Bariatric Surgery Only Partly Fixes Gut Flora in Severe Obesity

Marlene Busko

July 11, 2018

Three quarters of severely obese patients had unhealthy, not very diverse gut microbes (low microbial gene diversity) in new research.  

Moreover, this microbiota dysbiosis (unbalance) was associated with a greater tendency to have a high fat mass in the trunk of the body and an increased likelihood of having type 2 diabetes, hypertension, or more severe versions of these comorbidities.  

And although bariatric surgery — adjustable gastric banding or Roux-en-Y gastric bypass (RYGB) — resulted in weight loss and improved metabolic markers, it was associated with only partial improvements in microbial gene richness.  

The lack of a "full rescue" to a healthy gut microbiota after bariatric surgery "calls for additional strategies to improve the gut microbiota ecosystem and microbiome–host interactions in severe obesity," Judith Aron-Wisnewsky, MD, PhD, from the Institute of Cardiometabolism And Nutrition and Sorbonne University, Paris, France, and colleagues urge in their study recently published online in Gut.

According to the researchers, more work is needed to determine "whether specific interventions (specialized diets, prebiotics/probiotics, or gut microbiota [fecal] transfers) may be useful to consider prior, or post, bariatric surgery in severely obese individuals."
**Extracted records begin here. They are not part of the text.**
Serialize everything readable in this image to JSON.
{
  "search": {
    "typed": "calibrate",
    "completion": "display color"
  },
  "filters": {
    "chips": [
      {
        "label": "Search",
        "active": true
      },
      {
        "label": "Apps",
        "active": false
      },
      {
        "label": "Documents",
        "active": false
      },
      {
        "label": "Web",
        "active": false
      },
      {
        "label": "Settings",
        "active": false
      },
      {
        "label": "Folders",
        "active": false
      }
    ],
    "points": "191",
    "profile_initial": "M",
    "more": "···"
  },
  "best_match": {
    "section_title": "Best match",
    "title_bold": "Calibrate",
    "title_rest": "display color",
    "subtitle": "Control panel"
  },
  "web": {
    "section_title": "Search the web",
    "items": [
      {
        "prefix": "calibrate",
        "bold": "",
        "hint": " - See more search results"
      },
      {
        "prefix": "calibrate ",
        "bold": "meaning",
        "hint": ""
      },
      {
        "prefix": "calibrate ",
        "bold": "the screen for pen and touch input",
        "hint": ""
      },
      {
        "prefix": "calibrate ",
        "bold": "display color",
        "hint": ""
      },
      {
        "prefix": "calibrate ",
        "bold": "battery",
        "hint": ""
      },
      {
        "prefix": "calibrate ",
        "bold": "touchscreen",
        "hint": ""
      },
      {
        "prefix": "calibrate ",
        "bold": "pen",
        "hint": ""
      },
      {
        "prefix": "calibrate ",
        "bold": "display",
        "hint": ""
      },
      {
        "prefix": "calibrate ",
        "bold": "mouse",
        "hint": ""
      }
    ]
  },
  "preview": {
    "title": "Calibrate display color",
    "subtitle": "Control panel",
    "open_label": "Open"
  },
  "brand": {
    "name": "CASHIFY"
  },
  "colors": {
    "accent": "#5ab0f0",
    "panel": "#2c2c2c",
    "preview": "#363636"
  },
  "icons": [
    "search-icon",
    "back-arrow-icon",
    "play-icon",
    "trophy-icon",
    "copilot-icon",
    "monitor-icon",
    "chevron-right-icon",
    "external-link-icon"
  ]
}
This is "an exciting field" of research, Samer G. Mattar, MD, president of the American Society for Metabolic and Bariatric Surgery (ASMBS), and medical director at Swedish Weight Loss Services in Seattle, Washington, told Medscape Medical News.

"I think we are going to see a lot more advances in this area, and one day we'll probably have the perfect combination of gut organisms in a fecal pill form," he speculates.

Probing Gut Microbiota Imbalance in the Severely Obese

Previous studies have reported that 20% to 40% of moderately obese individuals have decreased microbial gene richness, but this issue has not been studied in severely obese patients (body mass index [BMI] > 35 kg/m2), Aron-Wisnewsky and colleagues write.

The researchers aimed to see if bariatric surgery would improve gut microbiota dysbiosis in severely obese patients with at least one related comorbidity or in morbidly obese patients (BMI > 40 kg/m2).

They identified 61 severely or morbidly obese women who were candidates for obesity at their center (microbaria cohort).

The women were a mean age of 37 years, had a mean BMI of 45.6 kg/m2, and 75% had low microbial gene diversity.  

In this prospective cohort, 10 women had gastric banding (which only restricts calorie intake) and 14 women had RYGB (which also prevents food absorption in the intestine), and they were followed at 1, 3, and 12 months.

The researchers analyzed fecal samples using metagenomics to determine the gut microbiota.  

They also analyzed the same outcome in samples from 49 overweight and moderately obese patients in a diet restriction study (MICRO-Obes cohort) and in samples from 10 severely obese candidates for RYGB (ATOX cohort) who were followed up to 5 years.  

The researchers also performed liquid chromatography-mass spectrometry to determine levels of serum metabolites in the prospective cohort and in 147 severely obese patients who were candidates for RYGB (EROIC cohort).

Although the patients who had RYGB had greater improvements in metabolic measures than those who had adjustable gastric banding, they still had low gut flora diversity even up to 5 years after surgery.

The lack of information about the patients' diets is a study limitation, the researchers admit.

Moreover, "it remains unknown whether this low [microbial gene richness] is a cause or consequence of obesity and of its duration, but it represents a good biomarker of gut microbiota alteration, eventually useful for patient stratification," according to Aron-Wisnewsky and colleagues.

The researchers have reported no relevant financial relationships.